Pyridine derivatives play an important role in curing and controlling mites, bacteria, weed and so on. Pyrimidine derivatives exist in a number of bioactive natural products, and they have anti-allergy, anti-cancer, anti-inflammatory, insecticidal and some other properties. 3, 4-Disubstituted thiophenes not only are important units for the synthesis of natural products, but also serve as key components in some biologically active compounds and material chemistry. In modern society, we have the urgent demand for achieving our products atom economicly and environment-friendly. Under this background, "atom-economy" reactions have been drawing great attention from many chemists and they have got many exciting improvements since then. So, we want to make our own contributions to this area and the following are some of our preliminary results.
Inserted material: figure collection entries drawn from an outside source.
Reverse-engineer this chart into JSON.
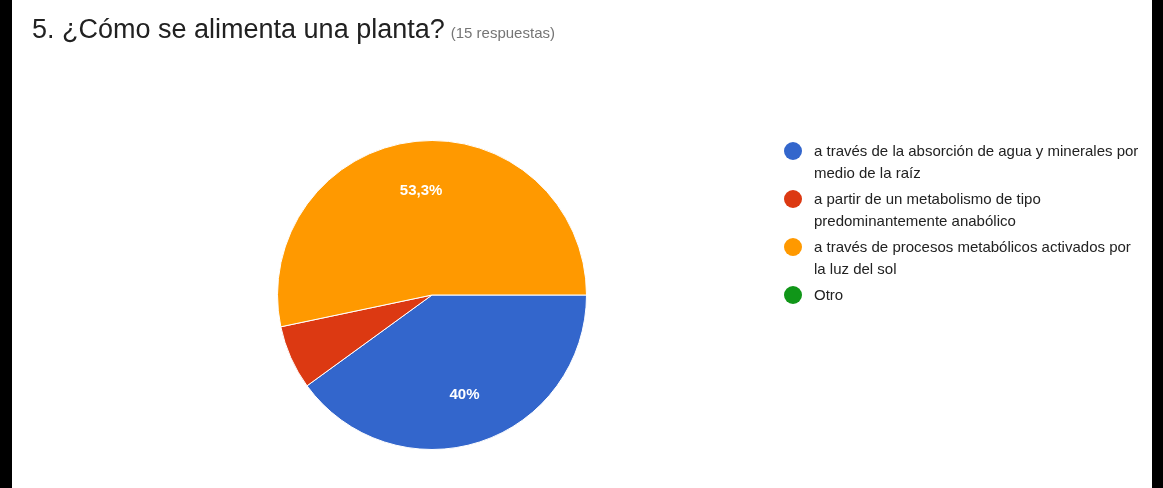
{
  "chart_data": {
    "type": "pie",
    "title": "5. ¿Cómo se alimenta una planta?",
    "subtitle": "(15 respuestas)",
    "categories": [
      "a través de la absorción de agua y minerales por medio de la raíz",
      "a partir de un metabolismo de tipo predominantemente anabólico",
      "a través de procesos metabólicos activados por la luz del sol",
      "Otro"
    ],
    "values": [
      40,
      6.7,
      53.3,
      0
    ],
    "colors": [
      "#3366cc",
      "#dc3912",
      "#ff9900",
      "#109618"
    ],
    "value_labels": [
      "40%",
      null,
      "53,3%",
      null
    ],
    "legend": "right"
  }
}
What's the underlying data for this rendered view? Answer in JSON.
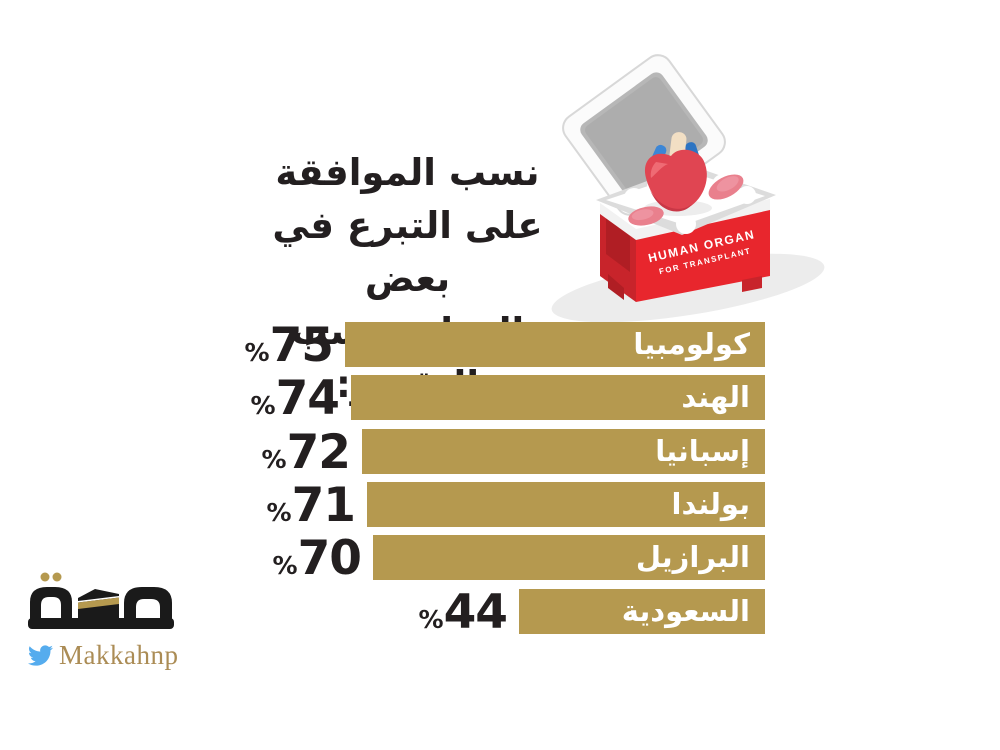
{
  "title": {
    "lines": [
      "نسب الموافقة",
      "على التبرع في بعض",
      "الدول بحسب التقرير:"
    ]
  },
  "chart_data": {
    "type": "bar",
    "orientation": "horizontal-rtl",
    "title": "نسب الموافقة على التبرع في بعض الدول بحسب التقرير:",
    "categories": [
      "كولومبيا",
      "الهند",
      "إسبانيا",
      "بولندا",
      "البرازيل",
      "السعودية"
    ],
    "values": [
      75,
      74,
      72,
      71,
      70,
      44
    ],
    "value_prefix": "%",
    "value_position": "left-of-bar",
    "xlim": [
      0,
      100
    ],
    "grid": false,
    "bar_color": "#b5994f",
    "label_color": "#ffffff",
    "value_color": "#231f20"
  },
  "illustration": {
    "name": "organ-transplant-cooler",
    "box_label_line1": "HUMAN ORGAN",
    "box_label_line2": "FOR TRANSPLANT"
  },
  "footer": {
    "logo": "makkah-newspaper-logo",
    "twitter_handle": "Makkahnp"
  },
  "palette": {
    "background": "#ffffff",
    "bar_gold": "#b5994f",
    "text_dark": "#231f20",
    "bar_label_white": "#ffffff",
    "cooler_red_front": "#e8262d",
    "cooler_red_side": "#c8242b",
    "cooler_red_inset": "#b01e24",
    "lid_gray": "#b7b7b7",
    "rim_gray": "#dcdcdc",
    "heart_red": "#e04552",
    "heart_dark": "#c93746",
    "kidney_pink": "#e9808d",
    "vessel_blue": "#3c86d6",
    "aorta_cream": "#f2dfc4",
    "shadow_gray": "#ececec",
    "logo_black": "#1a1a1a",
    "logo_gold": "#b5994f",
    "twitter_blue": "#55acee",
    "handle_gold": "#ab8c55"
  }
}
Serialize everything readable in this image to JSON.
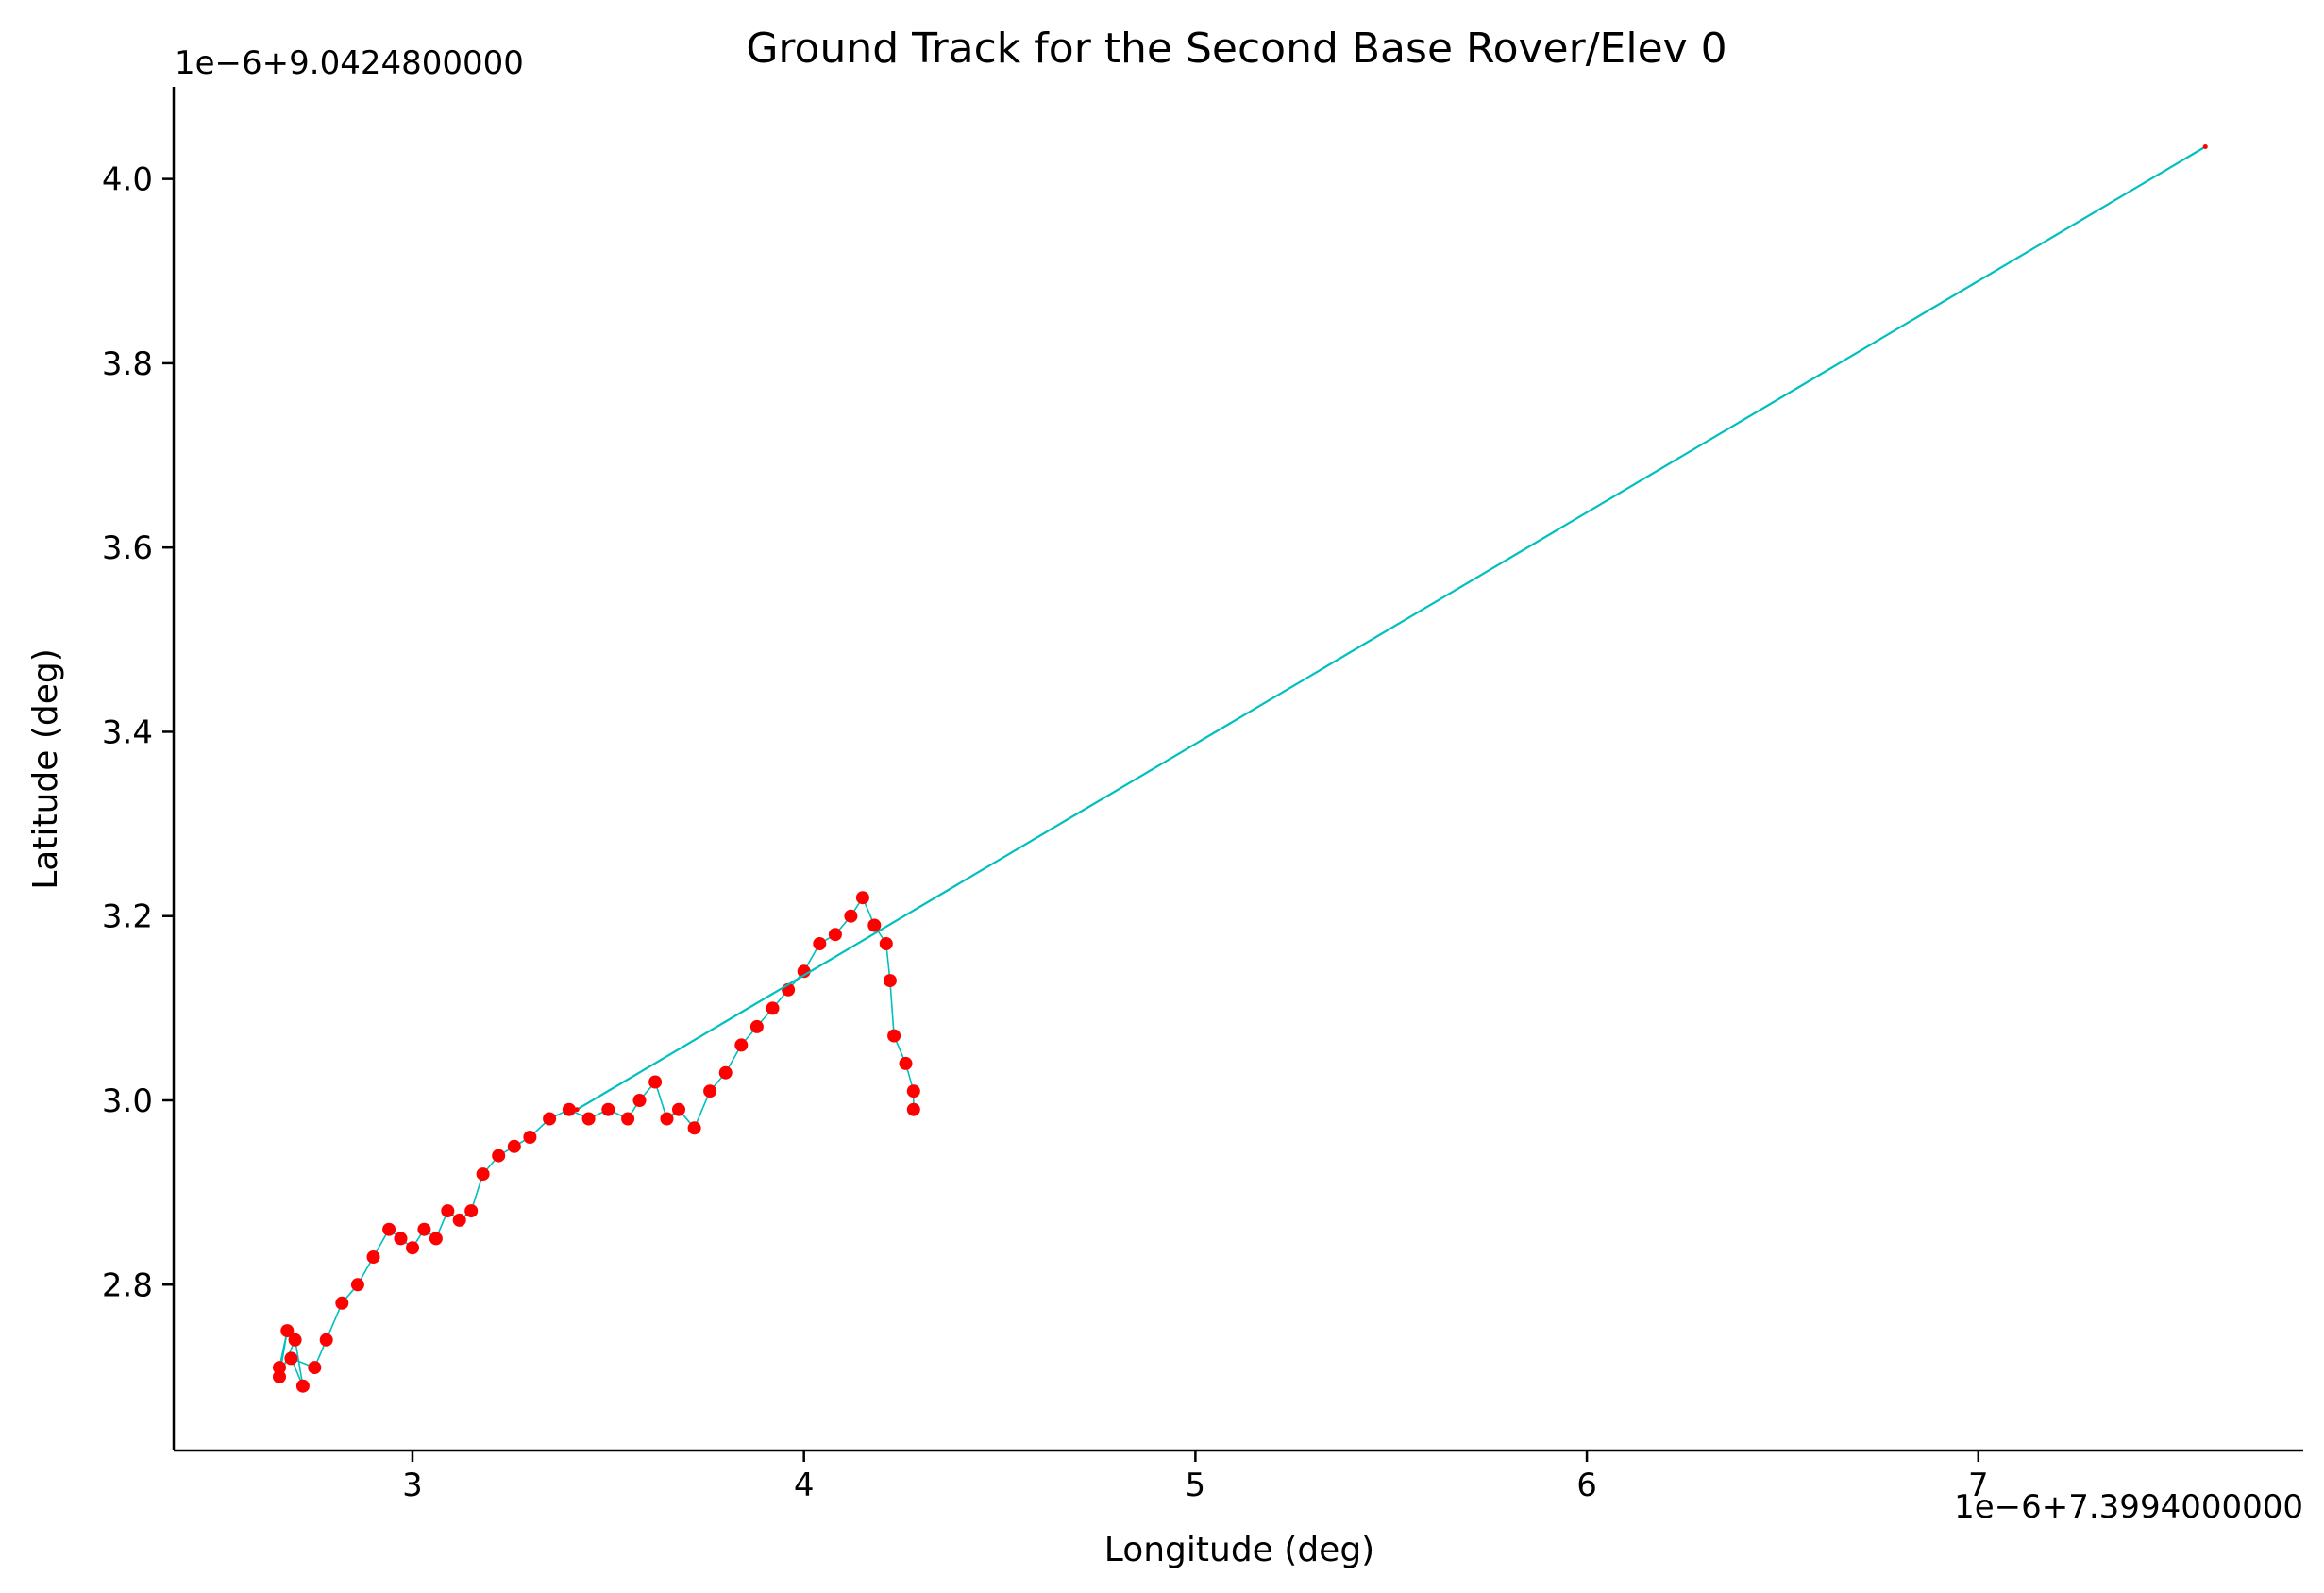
{
  "chart_data": {
    "type": "line",
    "title": "Ground Track for the Second Base Rover/Elev 0",
    "xlabel": "Longitude (deg)",
    "ylabel": "Latitude (deg)",
    "x_offset_label": "1e−6+7.3994000000",
    "y_offset_label": "1e−6+9.0424800000",
    "xlim": [
      2.39,
      7.83
    ],
    "ylim": [
      2.62,
      4.1
    ],
    "xticks": [
      3,
      4,
      5,
      6,
      7
    ],
    "yticks": [
      2.8,
      3.0,
      3.2,
      3.4,
      3.6,
      3.8,
      4.0
    ],
    "grid": false,
    "line_color": "#00bfbf",
    "marker_color": "#ff0000",
    "series": [
      {
        "x": [
          2.66,
          2.68,
          2.66,
          2.7,
          2.72,
          2.69,
          2.75,
          2.78,
          2.82,
          2.86,
          2.9,
          2.94,
          2.97,
          3.0,
          3.03,
          3.06,
          3.09,
          3.12,
          3.15,
          3.18,
          3.22,
          3.26,
          3.3,
          3.35,
          3.4,
          3.45,
          3.5,
          3.55,
          3.58,
          3.62,
          3.65,
          3.68,
          3.72,
          3.76,
          3.8,
          3.84,
          3.88,
          3.92,
          3.96,
          4.0,
          4.04,
          4.08,
          4.12,
          4.15,
          4.18,
          4.21,
          4.22,
          4.23,
          4.26,
          4.28,
          4.28
        ],
        "y": [
          2.71,
          2.75,
          2.7,
          2.74,
          2.69,
          2.72,
          2.71,
          2.74,
          2.78,
          2.8,
          2.83,
          2.86,
          2.85,
          2.84,
          2.86,
          2.85,
          2.88,
          2.87,
          2.88,
          2.92,
          2.94,
          2.95,
          2.96,
          2.98,
          2.99,
          2.98,
          2.99,
          2.98,
          3.0,
          3.02,
          2.98,
          2.99,
          2.97,
          3.01,
          3.03,
          3.06,
          3.08,
          3.1,
          3.12,
          3.14,
          3.17,
          3.18,
          3.2,
          3.22,
          3.19,
          3.17,
          3.13,
          3.07,
          3.04,
          3.01,
          2.99
        ]
      },
      {
        "x": [
          3.42,
          7.58
        ],
        "y": [
          2.99,
          4.035
        ]
      }
    ]
  }
}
Our method was based on synergistic application of eosin Y with nickel (Ⅱ) complex and an external oxidant-free oxidative dehydrogenation aromatization has been developed. At room temperature, Hantzsch 1, 4-dihydropyridines, 1, 4-dihydropyrimidines, 2, 5-dihydrothiophenes and 2, 5-dihydropyrroles were transformed into corresponding aromatic compounds in excellent yield under visible light irradiation via hydrogen evolution. We determined the hydrogen with GC-TCD using pure hydrogen as an external standard. It features very mild reaction conditions, high yields and excellent chemo-selectivity. In the previous reports, these transformations usually required higher temperatures and/or stronger oxidizing reagents, resulting in the generation of a large amount of by-products. In addition, the hydrogen evolution reactions were also compared with those of aerobic dehydrogenation. The results indicated that the dehydrogenation aromatizations of hantzsch 1, 4-dihydropyridines and 1, 4-dihydropyrimidine derivatives under the hydrogen evolution conditions proceeded in higher yields but very low conversions, while the reactions of 2, 5-dihydrothiophenes and 2, 5-dihydropyrroles gave higher conversions in the aerobic dehydrogenation conditions. So far, this is the first report using organic dye material combined with nickel (Ⅱ) complexes to achieve dihydrogen dehydrogenation aromatization of heterocyclic compounds.